Deze geestelijke armoede kwam voornamelijk uit in een paar verschijnselen, waarvan hij o.m. noemde de vervlakking van het Nederlandse geestesleven.
* * *
Het spreekt van zelf, dat deze vervlakking niet ophoudt bij de grens van Nederland en evenmin het bijzonder kenmerk is van het stamleven in de meest ruime zin van het woord.
Wie de klachten hoort, die in onze nabuurlanden worden aangeheven en wie regelmatig kennis neemt van wat daar geschreven wordt, zal moeten toegeven, dat deze vervlakking een kenmerk is van de cultuur in het algemeen.
Zonder in een historisch pessimisme te vervallen en zonder het in allen dele eens te zijn met Spengler's opvattingen in deze, geloven wij dat het goed is, de aandacht te vestigen op deze algemene teruggang, die aan ernstige toeschouwers zorg baart. Bovendien, zijn wij wel toeschouwers alleen? Zijn wij in dit angstig spel geen medespelers? En zo wordt deze zaak een zaak, die ons persoonlijk raakt en die ons persoonlijk verantwoordelijk stelt.
Een niet willen zien van dit euvel en een niet verstaan van deze cultuurcrisis kan ons noodlottig worden.
En zulks te meer nu elders nieuw cultuurleven wakker wordt en daar nieuwe vormen aanneemt.
In de ontzaglijke tegenstelling tussen West en Oost is dit wel één van de ernstigste problemen, die om een grote mate van zelfbezinning vragen.
Wij kunnen ze doodeenvoudig niet uit de weg gaan.
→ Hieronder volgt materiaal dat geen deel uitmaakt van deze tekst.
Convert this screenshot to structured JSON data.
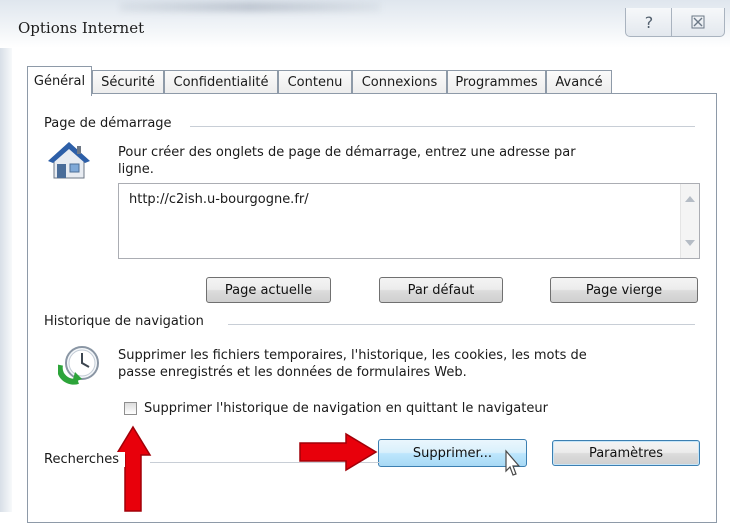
{
  "window": {
    "title": "Options Internet",
    "help_label": "?",
    "close_label": "☒"
  },
  "tabs": [
    {
      "label": "Général",
      "active": true
    },
    {
      "label": "Sécurité"
    },
    {
      "label": "Confidentialité"
    },
    {
      "label": "Contenu"
    },
    {
      "label": "Connexions"
    },
    {
      "label": "Programmes"
    },
    {
      "label": "Avancé"
    }
  ],
  "home": {
    "group_title": "Page de démarrage",
    "description_line1": "Pour créer des onglets de page de démarrage, entrez une adresse par",
    "description_line2": "ligne.",
    "url": "http://c2ish.u-bourgogne.fr/",
    "btn_current": "Page actuelle",
    "btn_default": "Par défaut",
    "btn_blank": "Page vierge"
  },
  "history": {
    "group_title": "Historique de navigation",
    "description_line1": "Supprimer les fichiers temporaires, l'historique, les cookies, les mots de",
    "description_line2": "passe enregistrés et les données de formulaires Web.",
    "checkbox_label": "Supprimer l'historique de navigation en quittant le navigateur",
    "checkbox_checked": false,
    "btn_delete": "Supprimer...",
    "btn_settings": "Paramètres"
  },
  "search": {
    "group_title": "Recherches"
  },
  "colors": {
    "accent_arrow": "#e8000b",
    "button_hot": "#bee6fd"
  }
}
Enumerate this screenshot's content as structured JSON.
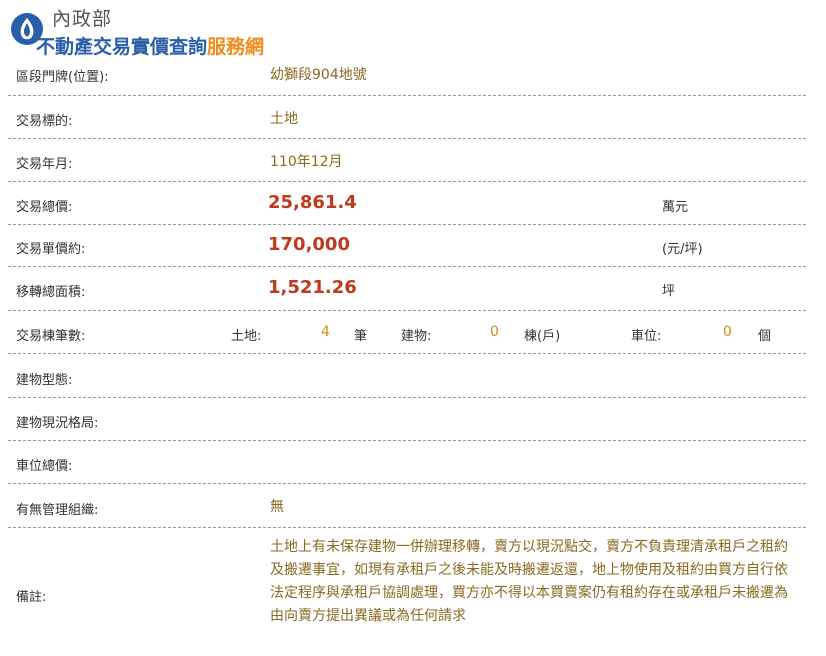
{
  "header": {
    "ministry": "內政部",
    "title_main": "不動產交易實價查詢",
    "title_accent": "服務網"
  },
  "rows": {
    "address": {
      "label": "區段門牌(位置):",
      "value": "幼獅段904地號"
    },
    "target": {
      "label": "交易標的:",
      "value": "土地"
    },
    "date": {
      "label": "交易年月:",
      "value": "110年12月"
    },
    "total_price": {
      "label": "交易總價:",
      "value": "25,861.4",
      "unit": "萬元"
    },
    "unit_price": {
      "label": "交易單價約:",
      "value": "170,000",
      "unit": "(元/坪)"
    },
    "area": {
      "label": "移轉總面積:",
      "value": "1,521.26",
      "unit": "坪"
    },
    "counts": {
      "label": "交易棟筆數:",
      "land_label": "土地:",
      "land_value": "4",
      "land_unit": "筆",
      "building_label": "建物:",
      "building_value": "0",
      "building_unit": "棟(戶)",
      "parking_label": "車位:",
      "parking_value": "0",
      "parking_unit": "個"
    },
    "building_type": {
      "label": "建物型態:",
      "value": ""
    },
    "layout": {
      "label": "建物現況格局:",
      "value": ""
    },
    "parking_total": {
      "label": "車位總價:",
      "value": ""
    },
    "management": {
      "label": "有無管理組織:",
      "value": "無"
    },
    "remarks": {
      "label": "備註:",
      "value": "土地上有未保存建物一併辦理移轉，賣方以現況點交，賣方不負責理清承租戶之租約及搬遷事宜，如現有承租戶之後未能及時搬遷返還，地上物使用及租約由買方自行依法定程序與承租戶協調處理，買方亦不得以本買賣案仍有租約存在或承租戶未搬遷為由向賣方提出異議或為任何請求"
    }
  },
  "colors": {
    "accent": "#f08c1c",
    "brand": "#2a5ea8",
    "price": "#c0391b",
    "value": "#8a6a20"
  }
}
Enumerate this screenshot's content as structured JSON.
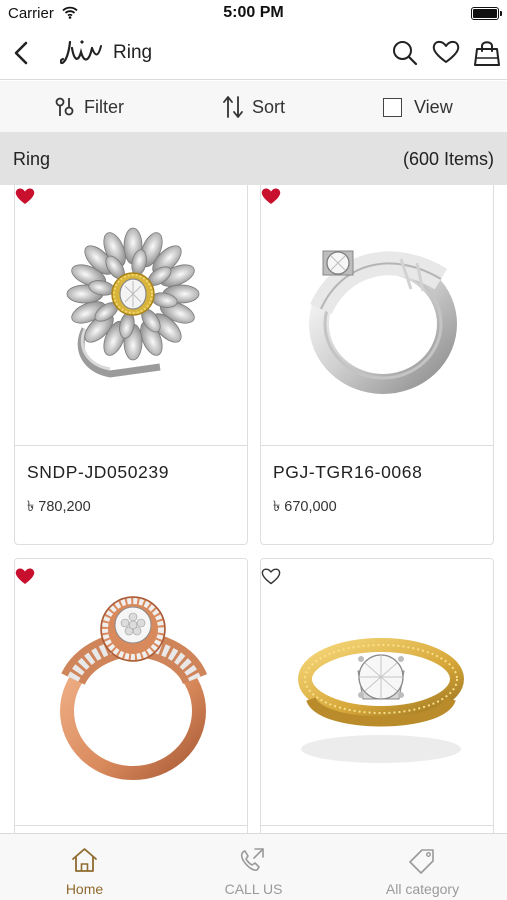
{
  "status_bar": {
    "carrier": "Carrier",
    "time": "5:00 PM"
  },
  "nav": {
    "title": "Ring",
    "logo_text": "JW"
  },
  "toolbar": {
    "filter_label": "Filter",
    "sort_label": "Sort",
    "view_label": "View"
  },
  "category": {
    "name": "Ring",
    "count": "(600 Items)"
  },
  "products": [
    {
      "sku": "SNDP-JD050239",
      "price": "৳ 780,200",
      "favorite": true
    },
    {
      "sku": "PGJ-TGR16-0068",
      "price": "৳ 670,000",
      "favorite": true
    },
    {
      "sku": "",
      "price": "",
      "favorite": true
    },
    {
      "sku": "",
      "price": "",
      "favorite": false
    }
  ],
  "tabs": [
    {
      "label": "Home",
      "icon": "home-icon",
      "active": true
    },
    {
      "label": "CALL US",
      "icon": "phone-icon",
      "active": false
    },
    {
      "label": "All category",
      "icon": "tag-icon",
      "active": false
    }
  ],
  "colors": {
    "favorite": "#c8102e",
    "accent": "#8f6a2e",
    "inactive": "#9a9a9a"
  }
}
Ze staan vlak voor ons in haar scherpste vorm.
* * *
Wie gaat zoeken naar de oorsprong van dit kwaad - want zo zouden wij het willen noemen - komt, bij een scherpe analyse terecht bij het verstoorde evenwicht tussen stof en geest, of wilt ge liever tussen ons kunnen en kennen, tussen willen en kennen, daad en gedachte, vorm en idee.
Deze tegenstellingen worden vooral duidelijk in de techniek, die ons de baas is geworden en die we niet meer in de hand hebben. Die aan de contrôle van onze geest is ontsnapt en die de mens verbijstert.
Wij behoeven maar te denken aan de vlucht in het verkeer, het tempo, waarin de chirurgie zich heeft ontwikkeld, de vernietigingstechniek en de technische hulpmiddelen, die gebruikt worden in een moderne oorlog, c.z.v.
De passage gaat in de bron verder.